We invite educators and people curious about the Common Core State Standards to explore what the site has to offer, including hundreds of math and literacy resources for teachers, resources for leaders who are putting college and career readiness standards into action in their own schools, and opportunities to become an advocate for the Common Core. [Emphasis added.]
SAP’s purpose page remained the same in September 2014, January 2015, February 2015, and March 2015, but by June 2015, the SAP story of “the Common Core State Standards as a once-in-a-generation opportunity for kids of all backgrounds and ability levels to better fulfill their potential” was modified to make room for cries to dump CCSS:
Student Achievement Partners was founded by David Coleman, Susan Pimentel and Jason Zimba, lead writers of the Common Core State Standards. We are a non-profit organization with one purpose: to help all students and teachers see their hard work lead to greater student achievement.
As educators, as researchers, and as citizens, we view the changes brought by the Common Core and other state standards with a similar focus on college and career readiness as a once-in-a-generation opportunity for kids of all backgrounds and ability levels to better fulfill their potential. Like the standards themselves [Schneider’s note: “The” standards? Which standards?], we are evidence-based in our approach. Our work is aimed at ensuring that teachers across the country are able to put the standards to work, quickly and effectively, to help their students and colleagues aspire to a higher standard and reach it. Accordingly, the content available on this site is assembled by and for educators and is freely available to everyone to use, modify and share.

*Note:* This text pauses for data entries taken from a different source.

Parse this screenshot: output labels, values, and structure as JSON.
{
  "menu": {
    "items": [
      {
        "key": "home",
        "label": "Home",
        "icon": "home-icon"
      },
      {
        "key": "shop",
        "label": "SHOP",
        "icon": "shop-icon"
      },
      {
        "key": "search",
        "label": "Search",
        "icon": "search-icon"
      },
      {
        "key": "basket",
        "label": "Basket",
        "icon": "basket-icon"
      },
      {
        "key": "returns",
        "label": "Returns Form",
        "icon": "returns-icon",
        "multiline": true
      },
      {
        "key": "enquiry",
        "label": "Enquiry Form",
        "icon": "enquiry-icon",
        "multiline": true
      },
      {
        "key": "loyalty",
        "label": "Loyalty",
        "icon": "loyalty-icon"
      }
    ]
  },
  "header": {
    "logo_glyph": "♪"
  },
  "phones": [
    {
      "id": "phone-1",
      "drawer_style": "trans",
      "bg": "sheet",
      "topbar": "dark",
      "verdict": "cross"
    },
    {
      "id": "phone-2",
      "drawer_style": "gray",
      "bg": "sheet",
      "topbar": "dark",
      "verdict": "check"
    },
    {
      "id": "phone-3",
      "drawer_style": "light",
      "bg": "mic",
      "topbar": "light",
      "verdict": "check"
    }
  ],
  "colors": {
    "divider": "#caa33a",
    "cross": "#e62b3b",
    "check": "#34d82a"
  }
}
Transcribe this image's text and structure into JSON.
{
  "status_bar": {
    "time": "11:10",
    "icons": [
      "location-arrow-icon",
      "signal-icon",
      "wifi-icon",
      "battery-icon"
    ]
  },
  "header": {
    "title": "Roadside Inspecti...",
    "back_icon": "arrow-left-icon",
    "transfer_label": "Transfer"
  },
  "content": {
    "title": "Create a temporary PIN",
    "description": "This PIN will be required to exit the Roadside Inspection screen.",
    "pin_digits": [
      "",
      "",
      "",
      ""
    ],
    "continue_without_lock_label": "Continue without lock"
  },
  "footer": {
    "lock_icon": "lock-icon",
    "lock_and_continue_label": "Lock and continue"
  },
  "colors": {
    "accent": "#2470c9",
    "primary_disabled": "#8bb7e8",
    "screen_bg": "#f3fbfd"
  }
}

We invite educators and people curious about the Common Core State Standards to explore what the site has to offer, including hundreds of math and literacy resources for teachers, resources for leaders who are putting college and career readiness standards into action in their own schools, and opportunities to become an advocate for the Common Core and college and career readiness for all students. [Emphasis added.]
So, the SAP purpose went from promoting “common” to promoting common and not common, as well.
Moreover, SAP appears stagnant.
SAP’s last “in the news” release is from March 2015– almost two years old as of this writing. An excerpt:
Student Achievement Partners is delighted to announce the launch of the Teaching the Core Video Library, a project supported by the Danielson Group and funded by The Leona M. and Harry B. Helmsley Charitable Trust.
The previous SAP “in the news” entry is two years old, from January 2015:
Jason Zimba, one of the lead writers of the Common Core and co-founder of SAP, has written a blog post entitled: When the Standard Algorithm Is the Only Algorithm Taught. The blog addresses the relationship between the Common Core and pedagogy, specifically looking at the way in which the Standards allow for different instructional approaches.
The SAP website appears to have modest traffic, especially given that it offers free CCSS materials. According to the web traffic tracker, Similarweb, achievethecore.org has not received as much traffic for any two-weeks over a 6-month period (July 11 thru November 28, 2016) as has education historian, Diane Ravitch’s site, dianeravitch.net.
Readers are still visiting the SAP website; however, it seems that visits to the site are more like visits to a museum. The SAP home page has a “new and notable” sidebar with its most recent entry dated February 2016– almost a year old.
Thus, the organization at the center of CCSS development in 2009– Student Achievement Partners– is at best in 2017 a once-well-funded fizzle.